Im zweitgrössten Spital Graubündens arbeiten die Angestellten deutlich mehr als erlaubt. Die Zeitschrift «Beobachter» hat zwei Berichte des kantonalen Arbeitsinspektorats eingesehen, aus denen hervorgeht, dass es zahlreiche Verstösse gegen das Arbeitsrecht gibt.
Gemäss dem ersten Bericht vom Oktober 2023 sind 1171 Verstösse festgestellt worden. Konkret handelt es sich um «zahlreiche und verschiedene schwerwiegende Verstösse im Zusammenhang mit Arbeitsvorschriften und Ruhezeiten».

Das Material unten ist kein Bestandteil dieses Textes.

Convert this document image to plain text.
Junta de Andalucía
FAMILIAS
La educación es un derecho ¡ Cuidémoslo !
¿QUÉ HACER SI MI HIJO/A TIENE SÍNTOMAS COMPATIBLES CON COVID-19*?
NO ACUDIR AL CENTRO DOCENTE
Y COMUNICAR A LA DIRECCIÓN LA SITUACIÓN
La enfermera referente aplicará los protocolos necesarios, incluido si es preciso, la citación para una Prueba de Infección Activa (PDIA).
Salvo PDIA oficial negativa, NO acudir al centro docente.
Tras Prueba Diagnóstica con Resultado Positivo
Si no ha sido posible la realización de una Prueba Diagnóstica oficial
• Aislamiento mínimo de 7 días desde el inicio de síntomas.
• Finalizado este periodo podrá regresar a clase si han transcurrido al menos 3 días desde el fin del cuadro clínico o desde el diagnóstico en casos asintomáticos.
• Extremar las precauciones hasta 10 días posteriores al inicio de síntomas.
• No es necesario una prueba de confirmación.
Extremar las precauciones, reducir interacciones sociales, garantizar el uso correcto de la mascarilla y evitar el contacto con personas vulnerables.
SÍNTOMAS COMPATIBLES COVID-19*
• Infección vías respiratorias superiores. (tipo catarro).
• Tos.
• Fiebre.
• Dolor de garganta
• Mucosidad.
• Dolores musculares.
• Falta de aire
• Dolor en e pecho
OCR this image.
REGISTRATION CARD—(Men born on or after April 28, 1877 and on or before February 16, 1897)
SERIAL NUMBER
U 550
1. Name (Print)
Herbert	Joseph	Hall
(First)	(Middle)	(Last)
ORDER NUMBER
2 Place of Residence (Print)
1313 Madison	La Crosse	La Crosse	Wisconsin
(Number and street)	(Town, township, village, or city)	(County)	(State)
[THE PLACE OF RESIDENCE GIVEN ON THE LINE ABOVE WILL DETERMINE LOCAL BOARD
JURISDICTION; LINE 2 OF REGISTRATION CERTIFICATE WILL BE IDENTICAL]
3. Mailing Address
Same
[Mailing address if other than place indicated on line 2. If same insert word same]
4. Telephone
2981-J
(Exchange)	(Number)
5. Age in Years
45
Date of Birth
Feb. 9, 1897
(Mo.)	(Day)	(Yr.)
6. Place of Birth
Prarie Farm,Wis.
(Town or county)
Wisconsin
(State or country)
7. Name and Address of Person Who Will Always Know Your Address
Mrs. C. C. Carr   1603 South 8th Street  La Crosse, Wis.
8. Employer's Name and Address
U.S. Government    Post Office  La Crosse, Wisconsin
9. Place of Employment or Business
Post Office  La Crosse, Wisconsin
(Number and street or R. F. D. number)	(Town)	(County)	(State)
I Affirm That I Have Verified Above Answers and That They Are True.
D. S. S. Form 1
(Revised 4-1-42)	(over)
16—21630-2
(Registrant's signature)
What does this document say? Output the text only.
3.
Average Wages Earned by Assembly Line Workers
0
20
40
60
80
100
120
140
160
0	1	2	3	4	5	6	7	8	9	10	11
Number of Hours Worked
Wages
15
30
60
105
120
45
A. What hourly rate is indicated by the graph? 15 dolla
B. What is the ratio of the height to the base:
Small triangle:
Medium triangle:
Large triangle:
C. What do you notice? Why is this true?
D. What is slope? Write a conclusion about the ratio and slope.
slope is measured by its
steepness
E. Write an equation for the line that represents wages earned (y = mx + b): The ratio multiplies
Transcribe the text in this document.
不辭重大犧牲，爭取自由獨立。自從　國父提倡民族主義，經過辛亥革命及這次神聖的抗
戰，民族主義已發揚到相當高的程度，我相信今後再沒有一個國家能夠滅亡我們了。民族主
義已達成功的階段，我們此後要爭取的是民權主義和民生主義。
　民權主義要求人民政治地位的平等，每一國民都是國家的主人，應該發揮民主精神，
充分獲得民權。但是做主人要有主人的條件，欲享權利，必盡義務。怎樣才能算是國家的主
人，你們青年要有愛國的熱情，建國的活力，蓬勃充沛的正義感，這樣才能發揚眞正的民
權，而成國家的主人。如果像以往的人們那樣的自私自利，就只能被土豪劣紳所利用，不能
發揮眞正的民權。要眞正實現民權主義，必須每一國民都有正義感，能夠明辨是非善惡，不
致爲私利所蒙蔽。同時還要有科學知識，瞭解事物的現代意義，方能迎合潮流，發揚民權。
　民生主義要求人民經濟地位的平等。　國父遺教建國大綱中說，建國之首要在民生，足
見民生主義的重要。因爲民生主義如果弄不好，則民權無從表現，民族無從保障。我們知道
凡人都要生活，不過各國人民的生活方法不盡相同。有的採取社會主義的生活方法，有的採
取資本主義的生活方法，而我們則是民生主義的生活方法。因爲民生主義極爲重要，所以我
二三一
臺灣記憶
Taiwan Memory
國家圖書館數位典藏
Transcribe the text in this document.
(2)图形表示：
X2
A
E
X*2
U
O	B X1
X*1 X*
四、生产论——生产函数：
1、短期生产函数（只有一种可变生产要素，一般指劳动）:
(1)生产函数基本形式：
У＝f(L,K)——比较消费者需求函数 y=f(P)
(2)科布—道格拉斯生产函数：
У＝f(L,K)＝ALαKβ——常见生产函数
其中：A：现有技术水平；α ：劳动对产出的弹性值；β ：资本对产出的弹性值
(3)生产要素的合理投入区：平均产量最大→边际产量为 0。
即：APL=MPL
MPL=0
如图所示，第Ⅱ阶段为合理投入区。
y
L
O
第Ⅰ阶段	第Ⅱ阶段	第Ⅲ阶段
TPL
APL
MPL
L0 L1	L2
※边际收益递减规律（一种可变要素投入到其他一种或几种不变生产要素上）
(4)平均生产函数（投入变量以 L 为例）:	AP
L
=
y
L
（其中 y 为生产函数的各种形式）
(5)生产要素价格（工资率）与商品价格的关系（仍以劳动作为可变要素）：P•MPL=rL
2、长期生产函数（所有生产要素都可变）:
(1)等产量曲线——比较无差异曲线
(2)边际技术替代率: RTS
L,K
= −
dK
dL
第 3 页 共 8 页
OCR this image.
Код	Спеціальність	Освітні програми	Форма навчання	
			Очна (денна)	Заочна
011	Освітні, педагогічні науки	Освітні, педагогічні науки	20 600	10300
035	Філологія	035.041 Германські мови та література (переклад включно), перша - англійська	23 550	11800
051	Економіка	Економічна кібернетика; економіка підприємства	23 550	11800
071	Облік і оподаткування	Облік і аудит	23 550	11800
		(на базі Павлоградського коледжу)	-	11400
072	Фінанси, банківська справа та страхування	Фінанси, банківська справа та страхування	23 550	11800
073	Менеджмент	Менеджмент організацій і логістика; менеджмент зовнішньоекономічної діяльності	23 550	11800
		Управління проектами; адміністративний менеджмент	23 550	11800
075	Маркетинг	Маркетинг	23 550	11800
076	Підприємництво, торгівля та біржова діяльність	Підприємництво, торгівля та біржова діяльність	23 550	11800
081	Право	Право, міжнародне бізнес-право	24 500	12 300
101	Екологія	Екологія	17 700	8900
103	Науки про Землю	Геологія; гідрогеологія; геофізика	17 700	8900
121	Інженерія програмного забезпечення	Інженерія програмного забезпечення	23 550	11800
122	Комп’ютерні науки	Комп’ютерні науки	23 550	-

Später führte die Arbeitsaufsichtsbehörde eine weitere Inspektion durch und stellte im Dezember 2024 erneut «systematische Verstösse» fest. So arbeitete beispielsweise ein Assistenzarzt 32 Stunden am Stück an einem Wochenende.
Generelles Problem
Rudolf Leuthold, Direktor des Gesundheitsamts Graubünden, sagt gegenüber dem Radio und Fernsehen der rätoromanischen Schweiz (RTR), dass die Situation aller Spitäler in Graubünden schwierig ist. Das Arbeitsrecht sei nicht an die Situation angepasst, wie sie in den peripheren Spitälern Graubündens bestehe. «Es ist zu wenig flexibel, es wird zu wenig der Saisonalität gerecht und den kleinen Leistungserbringern im Gesundheitswesen», betont Leuthold. Für kleine Spitäler mit Hoch- und Nebensaison sei es nicht nur schwierig, Dienste zu planen, sondern auch Personal zu finden.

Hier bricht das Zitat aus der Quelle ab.